Pythonでif文・for文を使いたいけど、よく分からない方に向けて、基礎的な文法を分かりやすく解説しますので、この記事を読んでもらえればif文・for文を理解することができます。
具体的には、次のことを解説しています。
- if文とfor文におけるブロック定義の作法
- 比較演算子と論理(ブール)演算子
- if文とは
- for文とは
「偉そうに語るおまえは誰やねん。」と思われるので、私のことも少し紹介させてください。
たいらーのプロフィール
- 文系四大出身。ソフトウェア開発の経験はなしですが、IT業界に身を置いています。
- 開発者やユーザーとのパイプ役など、業務にプログラミングスキルを活かす。
- Pythonは独学で習得。スクレイピングや作業の自動化などに勤しんでいます。
サンプルコードをお見せしつつ解説するので、この記事を読んで実際に手を動かしてみてください。
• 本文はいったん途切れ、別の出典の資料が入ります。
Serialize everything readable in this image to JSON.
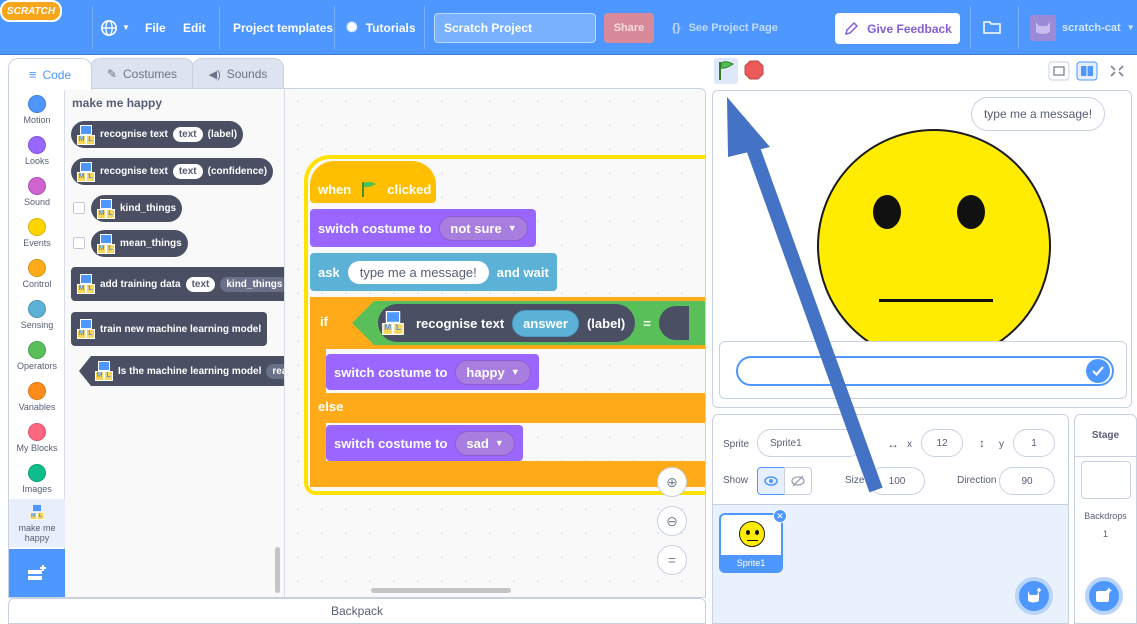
{
  "menubar": {
    "logo": "SCRATCH",
    "file": "File",
    "edit": "Edit",
    "project_templates": "Project templates",
    "tutorials": "Tutorials",
    "project_name": "Scratch Project",
    "share": "Share",
    "see_project_page": "See Project Page",
    "give_feedback": "Give Feedback",
    "username": "scratch-cat"
  },
  "tabs": {
    "code": "Code",
    "costumes": "Costumes",
    "sounds": "Sounds"
  },
  "categories": [
    {
      "label": "Motion",
      "color": "#4c97ff"
    },
    {
      "label": "Looks",
      "color": "#9966ff"
    },
    {
      "label": "Sound",
      "color": "#cf63cf"
    },
    {
      "label": "Events",
      "color": "#ffd500"
    },
    {
      "label": "Control",
      "color": "#ffab19"
    },
    {
      "label": "Sensing",
      "color": "#5cb1d6"
    },
    {
      "label": "Operators",
      "color": "#59c059"
    },
    {
      "label": "Variables",
      "color": "#ff8c1a"
    },
    {
      "label": "My Blocks",
      "color": "#ff6680"
    },
    {
      "label": "Images",
      "color": "#0fbd8c"
    },
    {
      "label": "make me happy",
      "color": "#4d97ff"
    }
  ],
  "palette": {
    "title": "make me happy",
    "blocks": [
      {
        "text": "recognise text",
        "slot": "text",
        "suffix": "(label)"
      },
      {
        "text": "recognise text",
        "slot": "text",
        "suffix": "(confidence)"
      },
      {
        "text": "kind_things"
      },
      {
        "text": "mean_things"
      },
      {
        "text": "add training data",
        "slot": "text",
        "slot2": "kind_things"
      },
      {
        "text": "train new machine learning model"
      },
      {
        "text": "Is the machine learning model",
        "slot": "read"
      }
    ]
  },
  "script": {
    "when": "when",
    "clicked": "clicked",
    "switch_costume": "switch costume to",
    "costume1": "not sure",
    "ask": "ask",
    "ask_text": "type me a message!",
    "and_wait": "and wait",
    "if": "if",
    "recognise_text": "recognise text",
    "answer": "answer",
    "label": "(label)",
    "equals": "=",
    "costume2": "happy",
    "else": "else",
    "costume3": "sad"
  },
  "backpack": "Backpack",
  "stage": {
    "speech_bubble": "type me a message!",
    "ask_input_value": ""
  },
  "sprite_info": {
    "sprite_label": "Sprite",
    "sprite_name": "Sprite1",
    "x_label": "x",
    "x": "12",
    "y_label": "y",
    "y": "1",
    "show_label": "Show",
    "size_label": "Size",
    "size": "100",
    "direction_label": "Direction",
    "direction": "90",
    "thumb_name": "Sprite1"
  },
  "stage_pane": {
    "title": "Stage",
    "backdrops_label": "Backdrops",
    "backdrops_count": "1"
  },
  "colors": {
    "menubar": "#4d97ff",
    "control": "#ffab19",
    "looks": "#9966ff",
    "sensing": "#5cb1d6",
    "operators": "#59c059",
    "events": "#ffbf00",
    "ml_block": "#4a4f63",
    "highlight": "#ffe200",
    "annotation_arrow": "#4472c4"
  }
}
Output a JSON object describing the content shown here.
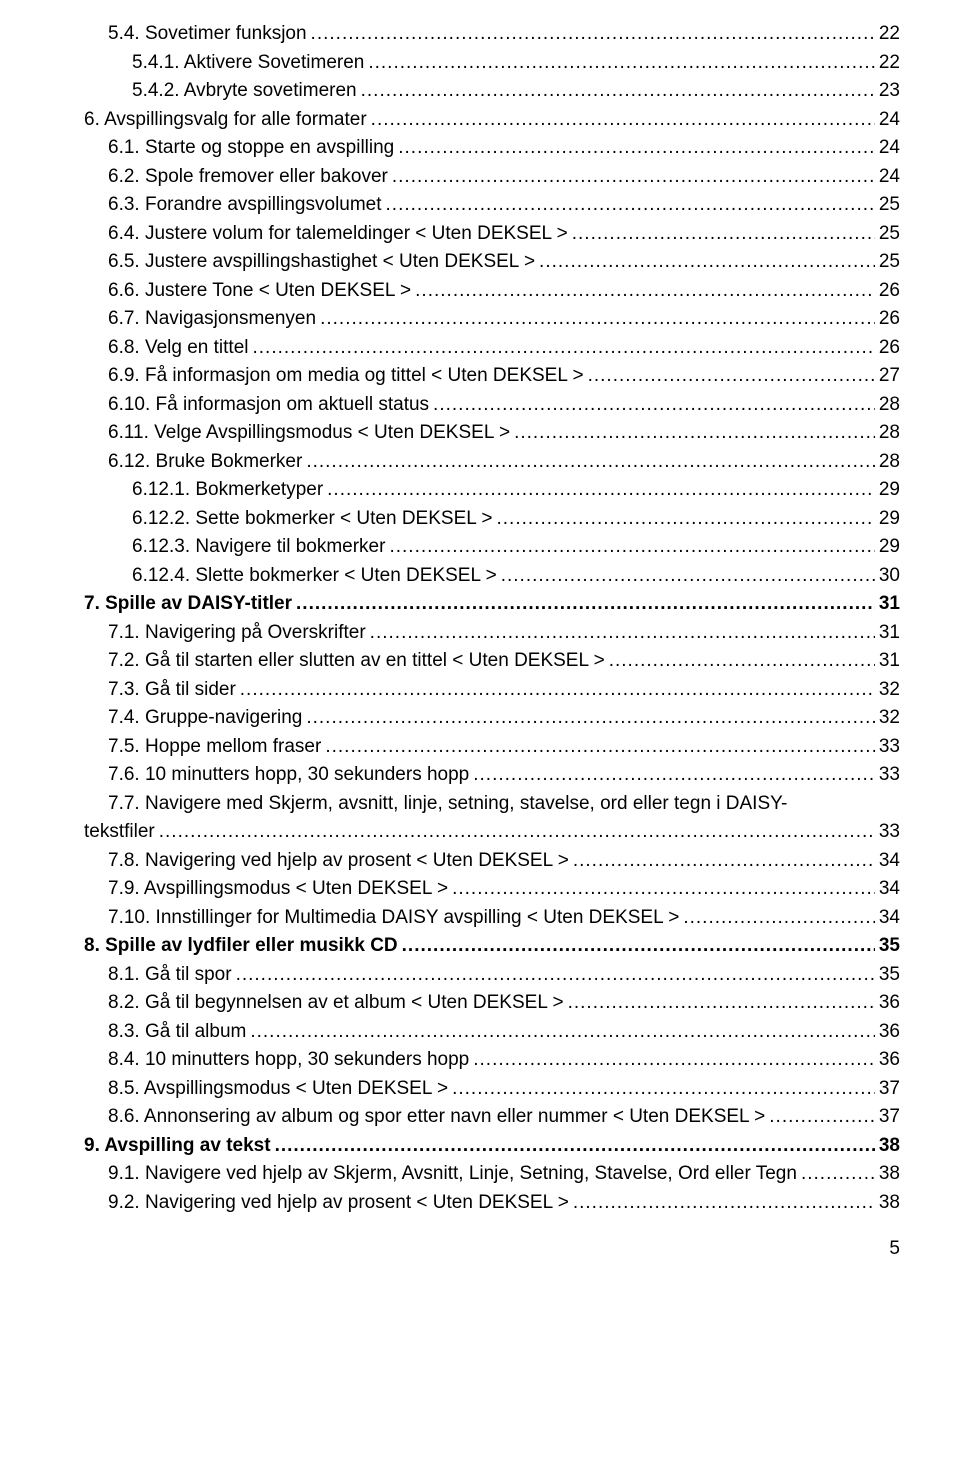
{
  "entries": [
    {
      "indent": 2,
      "bold": false,
      "label": "5.4. Sovetimer funksjon",
      "page": "22"
    },
    {
      "indent": 3,
      "bold": false,
      "label": "5.4.1. Aktivere Sovetimeren",
      "page": "22"
    },
    {
      "indent": 3,
      "bold": false,
      "label": "5.4.2. Avbryte sovetimeren",
      "page": "23"
    },
    {
      "indent": 1,
      "bold": false,
      "label": "6. Avspillingsvalg for alle formater",
      "page": "24"
    },
    {
      "indent": 2,
      "bold": false,
      "label": "6.1. Starte og stoppe en avspilling",
      "page": "24"
    },
    {
      "indent": 2,
      "bold": false,
      "label": "6.2. Spole fremover eller bakover",
      "page": "24"
    },
    {
      "indent": 2,
      "bold": false,
      "label": "6.3. Forandre avspillingsvolumet",
      "page": "25"
    },
    {
      "indent": 2,
      "bold": false,
      "label": "6.4. Justere volum for talemeldinger < Uten DEKSEL >",
      "page": "25"
    },
    {
      "indent": 2,
      "bold": false,
      "label": "6.5. Justere avspillingshastighet < Uten DEKSEL >",
      "page": "25"
    },
    {
      "indent": 2,
      "bold": false,
      "label": "6.6. Justere Tone < Uten DEKSEL >",
      "page": "26"
    },
    {
      "indent": 2,
      "bold": false,
      "label": "6.7. Navigasjonsmenyen",
      "page": "26"
    },
    {
      "indent": 2,
      "bold": false,
      "label": "6.8. Velg en tittel",
      "page": "26"
    },
    {
      "indent": 2,
      "bold": false,
      "label": "6.9. Få informasjon om media og tittel < Uten DEKSEL >",
      "page": "27"
    },
    {
      "indent": 2,
      "bold": false,
      "label": "6.10. Få informasjon om aktuell status",
      "page": "28"
    },
    {
      "indent": 2,
      "bold": false,
      "label": "6.11. Velge Avspillingsmodus < Uten DEKSEL >",
      "page": "28"
    },
    {
      "indent": 2,
      "bold": false,
      "label": "6.12. Bruke Bokmerker",
      "page": "28"
    },
    {
      "indent": 3,
      "bold": false,
      "label": "6.12.1. Bokmerketyper",
      "page": "29"
    },
    {
      "indent": 3,
      "bold": false,
      "label": "6.12.2. Sette bokmerker < Uten DEKSEL >",
      "page": "29"
    },
    {
      "indent": 3,
      "bold": false,
      "label": "6.12.3. Navigere til bokmerker",
      "page": "29"
    },
    {
      "indent": 3,
      "bold": false,
      "label": "6.12.4. Slette bokmerker < Uten DEKSEL >",
      "page": "30"
    },
    {
      "indent": 1,
      "bold": true,
      "label": "7. Spille av DAISY-titler",
      "page": "31"
    },
    {
      "indent": 2,
      "bold": false,
      "label": "7.1. Navigering på Overskrifter",
      "page": "31"
    },
    {
      "indent": 2,
      "bold": false,
      "label": "7.2. Gå til starten eller slutten av en tittel < Uten DEKSEL >",
      "page": "31"
    },
    {
      "indent": 2,
      "bold": false,
      "label": "7.3. Gå til sider",
      "page": "32"
    },
    {
      "indent": 2,
      "bold": false,
      "label": "7.4. Gruppe-navigering",
      "page": "32"
    },
    {
      "indent": 2,
      "bold": false,
      "label": "7.5. Hoppe mellom fraser",
      "page": "33"
    },
    {
      "indent": 2,
      "bold": false,
      "label": "7.6. 10 minutters hopp, 30 sekunders hopp",
      "page": "33"
    },
    {
      "indent": 2,
      "bold": false,
      "wrap": true,
      "label_line1": "7.7. Navigere med Skjerm, avsnitt, linje, setning, stavelse, ord eller tegn i DAISY-",
      "label_line2": "tekstfiler",
      "page": "33"
    },
    {
      "indent": 2,
      "bold": false,
      "label": "7.8. Navigering ved hjelp av prosent < Uten DEKSEL >",
      "page": "34"
    },
    {
      "indent": 2,
      "bold": false,
      "label": "7.9. Avspillingsmodus < Uten DEKSEL >",
      "page": "34"
    },
    {
      "indent": 2,
      "bold": false,
      "label": "7.10. Innstillinger for Multimedia DAISY avspilling < Uten DEKSEL >",
      "page": "34"
    },
    {
      "indent": 1,
      "bold": true,
      "label": "8. Spille av lydfiler eller musikk CD",
      "page": "35"
    },
    {
      "indent": 2,
      "bold": false,
      "label": "8.1. Gå til spor",
      "page": "35"
    },
    {
      "indent": 2,
      "bold": false,
      "label": "8.2. Gå til begynnelsen av et album < Uten DEKSEL >",
      "page": "36"
    },
    {
      "indent": 2,
      "bold": false,
      "label": "8.3. Gå til album",
      "page": "36"
    },
    {
      "indent": 2,
      "bold": false,
      "label": "8.4. 10 minutters hopp, 30 sekunders hopp",
      "page": "36"
    },
    {
      "indent": 2,
      "bold": false,
      "label": "8.5. Avspillingsmodus < Uten DEKSEL >",
      "page": "37"
    },
    {
      "indent": 2,
      "bold": false,
      "label": "8.6. Annonsering av album og spor etter navn eller nummer < Uten DEKSEL >",
      "page": "37"
    },
    {
      "indent": 1,
      "bold": true,
      "label": "9. Avspilling av tekst",
      "page": "38"
    },
    {
      "indent": 2,
      "bold": false,
      "label": "9.1. Navigere ved hjelp av Skjerm, Avsnitt, Linje, Setning, Stavelse, Ord eller Tegn",
      "page": "38"
    },
    {
      "indent": 2,
      "bold": false,
      "label": "9.2. Navigering ved hjelp av prosent < Uten DEKSEL >",
      "page": "38"
    }
  ],
  "page_number": "5"
}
最終的にあなたもif文・for文が使用できるようになります。
1.if文とfor文におけるブロック定義の作法
Pythonでif文やfor文を書くときは、ひとつ注意しなければならないことがあります。
それは「インデントでブロックを定義する。」です。
Pythonでは、ifやfor以下の処理をインデント(字下げ)することで、「ここはif文の処理だよ。」とコンピューターに分かるようにする必要があります。(あくまでPythonの話です。プログラミング言語によって作法が異なります。)
インデントせずに記述すると、エラーになるので注意しましょう。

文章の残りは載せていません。